Смотрю в объектив, улыбаясь, но мне не забыть, какой вымученной и притворной была эта улыбка. На маме восхитительное зеленое платье, которое портниха сшила по маминому эскизу. Мама улыбается, но лицо у нее недовольное. Все утро у нее болел живот, отец сказал, что это из–за игристого вина, которое мы пили накануне.

— В следующий раз куплю настоящее шампанское, хватит с меня этих игристых вин, итальянцы не умеют их делать! — заявил отец. Он всегда повторял, что итальянцы не умеют делать шампанское. Он вообще преклонялся перед всем заграничным, подарил маме швейцарские часы, а Майо и мне — английские ботинки со шнурками, большая редкость для Феррары. В тот год я не приготовила для Майо никакого подарка, как и он для меня, хотя обычно мы дарили друг другу книги или диски, к выбору которых подходили очень серьезно, и писали длинные посвящения на языке, понятном только нам двоим. Мама сделала вид, что ничего не заметила. А папа сказал:

— Они стали совсем взрослые, наши Альмайо, — и улыбнулся. Раньше домашние посмеивались надо мной за то, что я запретила Майо произносить это имя, которое он придумал. Меня удивило, что отец все еще помнил его.
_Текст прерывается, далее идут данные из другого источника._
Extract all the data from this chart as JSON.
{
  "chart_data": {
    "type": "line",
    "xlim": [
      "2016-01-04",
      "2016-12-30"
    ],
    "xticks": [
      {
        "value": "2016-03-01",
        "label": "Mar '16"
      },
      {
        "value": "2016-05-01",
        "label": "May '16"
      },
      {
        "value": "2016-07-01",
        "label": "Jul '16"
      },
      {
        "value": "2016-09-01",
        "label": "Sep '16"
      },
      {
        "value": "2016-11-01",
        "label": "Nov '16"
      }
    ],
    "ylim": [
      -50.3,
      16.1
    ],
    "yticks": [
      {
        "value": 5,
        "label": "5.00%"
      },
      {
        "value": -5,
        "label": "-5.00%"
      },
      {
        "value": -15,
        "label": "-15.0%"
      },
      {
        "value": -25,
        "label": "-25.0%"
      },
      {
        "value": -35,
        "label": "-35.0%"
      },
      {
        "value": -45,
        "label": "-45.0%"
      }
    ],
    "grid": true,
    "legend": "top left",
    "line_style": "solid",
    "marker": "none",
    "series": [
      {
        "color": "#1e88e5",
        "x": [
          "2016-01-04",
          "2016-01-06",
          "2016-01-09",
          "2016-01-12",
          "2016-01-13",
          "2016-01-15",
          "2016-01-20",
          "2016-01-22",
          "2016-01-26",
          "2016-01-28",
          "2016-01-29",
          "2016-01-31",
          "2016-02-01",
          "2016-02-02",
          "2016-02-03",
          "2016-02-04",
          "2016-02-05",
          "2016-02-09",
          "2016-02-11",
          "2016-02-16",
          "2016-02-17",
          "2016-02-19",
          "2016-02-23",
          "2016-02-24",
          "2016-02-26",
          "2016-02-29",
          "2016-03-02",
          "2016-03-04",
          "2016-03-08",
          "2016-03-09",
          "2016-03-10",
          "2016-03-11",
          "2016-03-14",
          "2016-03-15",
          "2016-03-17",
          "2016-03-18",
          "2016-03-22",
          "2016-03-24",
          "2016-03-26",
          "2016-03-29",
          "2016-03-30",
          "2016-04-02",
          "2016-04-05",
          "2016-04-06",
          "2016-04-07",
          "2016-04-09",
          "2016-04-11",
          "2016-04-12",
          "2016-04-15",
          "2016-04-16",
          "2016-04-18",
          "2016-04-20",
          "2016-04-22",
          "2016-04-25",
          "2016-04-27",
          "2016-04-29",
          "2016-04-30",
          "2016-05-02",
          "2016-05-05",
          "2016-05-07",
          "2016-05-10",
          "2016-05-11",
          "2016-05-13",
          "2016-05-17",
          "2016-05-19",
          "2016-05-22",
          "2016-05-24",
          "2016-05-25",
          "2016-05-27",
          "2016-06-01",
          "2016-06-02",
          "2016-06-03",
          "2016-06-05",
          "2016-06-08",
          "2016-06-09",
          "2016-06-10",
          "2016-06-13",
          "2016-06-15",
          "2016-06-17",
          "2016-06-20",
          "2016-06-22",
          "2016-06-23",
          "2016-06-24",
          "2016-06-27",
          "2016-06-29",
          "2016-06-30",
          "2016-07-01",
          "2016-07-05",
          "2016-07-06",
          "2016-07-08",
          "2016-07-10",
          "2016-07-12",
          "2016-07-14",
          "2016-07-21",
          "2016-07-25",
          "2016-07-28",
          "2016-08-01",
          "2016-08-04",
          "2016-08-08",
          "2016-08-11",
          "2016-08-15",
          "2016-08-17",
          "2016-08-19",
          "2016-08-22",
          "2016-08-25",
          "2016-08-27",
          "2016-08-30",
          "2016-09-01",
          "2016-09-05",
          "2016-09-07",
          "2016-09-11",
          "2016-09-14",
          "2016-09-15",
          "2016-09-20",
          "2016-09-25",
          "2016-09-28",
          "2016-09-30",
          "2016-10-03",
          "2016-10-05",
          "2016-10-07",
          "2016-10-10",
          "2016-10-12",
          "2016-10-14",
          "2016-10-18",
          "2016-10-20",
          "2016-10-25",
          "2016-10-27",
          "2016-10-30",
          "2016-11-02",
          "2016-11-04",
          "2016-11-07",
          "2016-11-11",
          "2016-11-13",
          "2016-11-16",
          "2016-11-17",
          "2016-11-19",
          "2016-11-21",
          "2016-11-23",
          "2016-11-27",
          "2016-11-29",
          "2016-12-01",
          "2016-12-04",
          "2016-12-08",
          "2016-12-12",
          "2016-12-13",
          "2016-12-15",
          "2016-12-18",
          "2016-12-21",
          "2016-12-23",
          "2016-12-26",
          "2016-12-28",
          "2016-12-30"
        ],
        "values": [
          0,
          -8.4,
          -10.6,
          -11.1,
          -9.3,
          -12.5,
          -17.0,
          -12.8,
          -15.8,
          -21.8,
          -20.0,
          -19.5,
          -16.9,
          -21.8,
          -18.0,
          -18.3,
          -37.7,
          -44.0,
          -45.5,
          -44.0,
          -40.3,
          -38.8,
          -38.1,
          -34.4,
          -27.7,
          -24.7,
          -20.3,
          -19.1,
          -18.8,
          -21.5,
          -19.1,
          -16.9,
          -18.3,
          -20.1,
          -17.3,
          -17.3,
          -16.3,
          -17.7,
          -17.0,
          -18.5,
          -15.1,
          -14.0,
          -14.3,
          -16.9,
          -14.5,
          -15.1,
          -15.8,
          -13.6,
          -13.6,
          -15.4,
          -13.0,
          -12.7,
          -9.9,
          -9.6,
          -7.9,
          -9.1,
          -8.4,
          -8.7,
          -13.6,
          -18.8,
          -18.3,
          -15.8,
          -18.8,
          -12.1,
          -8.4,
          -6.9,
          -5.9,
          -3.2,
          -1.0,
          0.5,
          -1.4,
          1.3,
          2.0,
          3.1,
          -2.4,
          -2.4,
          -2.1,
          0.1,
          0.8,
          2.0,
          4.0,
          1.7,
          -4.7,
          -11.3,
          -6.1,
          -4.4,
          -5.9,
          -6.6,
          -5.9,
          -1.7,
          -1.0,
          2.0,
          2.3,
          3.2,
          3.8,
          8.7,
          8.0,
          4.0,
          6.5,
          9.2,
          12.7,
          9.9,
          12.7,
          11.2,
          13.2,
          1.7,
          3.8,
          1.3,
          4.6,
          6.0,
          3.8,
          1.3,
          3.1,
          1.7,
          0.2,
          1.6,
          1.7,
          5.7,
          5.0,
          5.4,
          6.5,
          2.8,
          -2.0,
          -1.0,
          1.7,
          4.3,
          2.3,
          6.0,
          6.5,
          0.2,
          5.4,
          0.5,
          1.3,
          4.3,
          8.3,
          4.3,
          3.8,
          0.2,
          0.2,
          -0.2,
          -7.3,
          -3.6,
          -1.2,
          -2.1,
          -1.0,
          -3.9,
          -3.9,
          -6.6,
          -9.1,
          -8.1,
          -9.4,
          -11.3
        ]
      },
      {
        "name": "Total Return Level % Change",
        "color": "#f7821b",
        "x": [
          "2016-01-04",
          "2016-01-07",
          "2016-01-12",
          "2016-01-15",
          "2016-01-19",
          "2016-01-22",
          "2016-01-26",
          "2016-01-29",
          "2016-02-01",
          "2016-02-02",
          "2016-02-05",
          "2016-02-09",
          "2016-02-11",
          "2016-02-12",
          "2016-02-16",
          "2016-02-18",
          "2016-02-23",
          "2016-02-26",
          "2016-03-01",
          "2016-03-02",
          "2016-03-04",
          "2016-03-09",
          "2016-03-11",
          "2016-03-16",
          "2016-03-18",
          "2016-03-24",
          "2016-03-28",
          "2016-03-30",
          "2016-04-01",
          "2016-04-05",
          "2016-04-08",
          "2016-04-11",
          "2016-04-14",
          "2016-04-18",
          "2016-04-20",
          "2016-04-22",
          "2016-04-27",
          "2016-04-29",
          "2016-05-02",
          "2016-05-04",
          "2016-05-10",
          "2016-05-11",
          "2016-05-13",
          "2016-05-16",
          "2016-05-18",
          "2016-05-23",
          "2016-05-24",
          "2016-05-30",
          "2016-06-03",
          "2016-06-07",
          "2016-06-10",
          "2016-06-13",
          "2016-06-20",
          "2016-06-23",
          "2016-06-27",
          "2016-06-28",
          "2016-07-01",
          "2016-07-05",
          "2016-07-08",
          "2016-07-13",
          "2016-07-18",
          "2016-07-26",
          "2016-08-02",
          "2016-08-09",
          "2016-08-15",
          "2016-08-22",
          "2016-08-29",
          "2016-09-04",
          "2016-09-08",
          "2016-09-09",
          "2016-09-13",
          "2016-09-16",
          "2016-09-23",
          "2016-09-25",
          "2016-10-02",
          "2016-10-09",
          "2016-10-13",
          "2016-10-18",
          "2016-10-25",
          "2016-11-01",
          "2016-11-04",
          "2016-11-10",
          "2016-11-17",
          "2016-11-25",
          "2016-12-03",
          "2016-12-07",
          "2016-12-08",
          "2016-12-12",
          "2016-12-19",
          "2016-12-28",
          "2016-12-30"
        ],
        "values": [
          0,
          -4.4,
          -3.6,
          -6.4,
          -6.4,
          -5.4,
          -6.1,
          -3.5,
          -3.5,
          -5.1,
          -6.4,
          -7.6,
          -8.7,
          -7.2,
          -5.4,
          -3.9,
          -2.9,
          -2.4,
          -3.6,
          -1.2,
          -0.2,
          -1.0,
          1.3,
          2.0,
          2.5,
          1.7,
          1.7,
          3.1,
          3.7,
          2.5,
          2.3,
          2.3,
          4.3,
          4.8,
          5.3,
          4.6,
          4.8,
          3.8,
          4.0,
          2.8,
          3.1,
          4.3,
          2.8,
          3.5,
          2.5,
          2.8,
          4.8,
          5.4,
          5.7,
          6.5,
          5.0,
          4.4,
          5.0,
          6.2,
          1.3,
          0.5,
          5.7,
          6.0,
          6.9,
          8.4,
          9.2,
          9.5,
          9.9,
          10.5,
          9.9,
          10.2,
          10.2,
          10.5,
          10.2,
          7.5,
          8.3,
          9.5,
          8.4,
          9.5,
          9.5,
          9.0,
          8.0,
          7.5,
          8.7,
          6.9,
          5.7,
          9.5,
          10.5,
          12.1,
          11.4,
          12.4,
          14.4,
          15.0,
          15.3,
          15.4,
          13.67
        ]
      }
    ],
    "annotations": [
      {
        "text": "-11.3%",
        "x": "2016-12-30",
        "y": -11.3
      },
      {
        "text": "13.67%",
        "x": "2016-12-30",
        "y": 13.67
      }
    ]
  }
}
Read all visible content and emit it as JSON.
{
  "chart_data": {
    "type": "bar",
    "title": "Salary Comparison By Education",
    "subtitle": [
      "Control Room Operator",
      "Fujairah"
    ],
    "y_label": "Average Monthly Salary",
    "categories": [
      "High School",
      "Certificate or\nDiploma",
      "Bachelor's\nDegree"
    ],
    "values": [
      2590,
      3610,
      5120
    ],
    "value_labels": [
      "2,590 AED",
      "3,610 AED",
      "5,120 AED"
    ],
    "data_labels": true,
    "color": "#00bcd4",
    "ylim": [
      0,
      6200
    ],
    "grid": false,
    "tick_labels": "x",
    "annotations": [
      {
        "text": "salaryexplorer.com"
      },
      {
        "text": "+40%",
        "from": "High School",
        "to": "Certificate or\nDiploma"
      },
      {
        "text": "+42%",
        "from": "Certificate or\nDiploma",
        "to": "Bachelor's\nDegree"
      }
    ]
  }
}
Майо на фотографии в чем–то темном. Ему мама связала длинный белый шарф; он намотал его на голову, как тюрбан, и делает вид, будто играет на пунги, индийском кларнете. Глаза у него широко открыты, словно он гипнотизирует воображаемую змею. Красивый и очень бледный. Это его последняя фотография. Из–за того, что он в тюрбане, следователям она не пригодилась. Я храню ее, но с тех пор ни разу не доставала.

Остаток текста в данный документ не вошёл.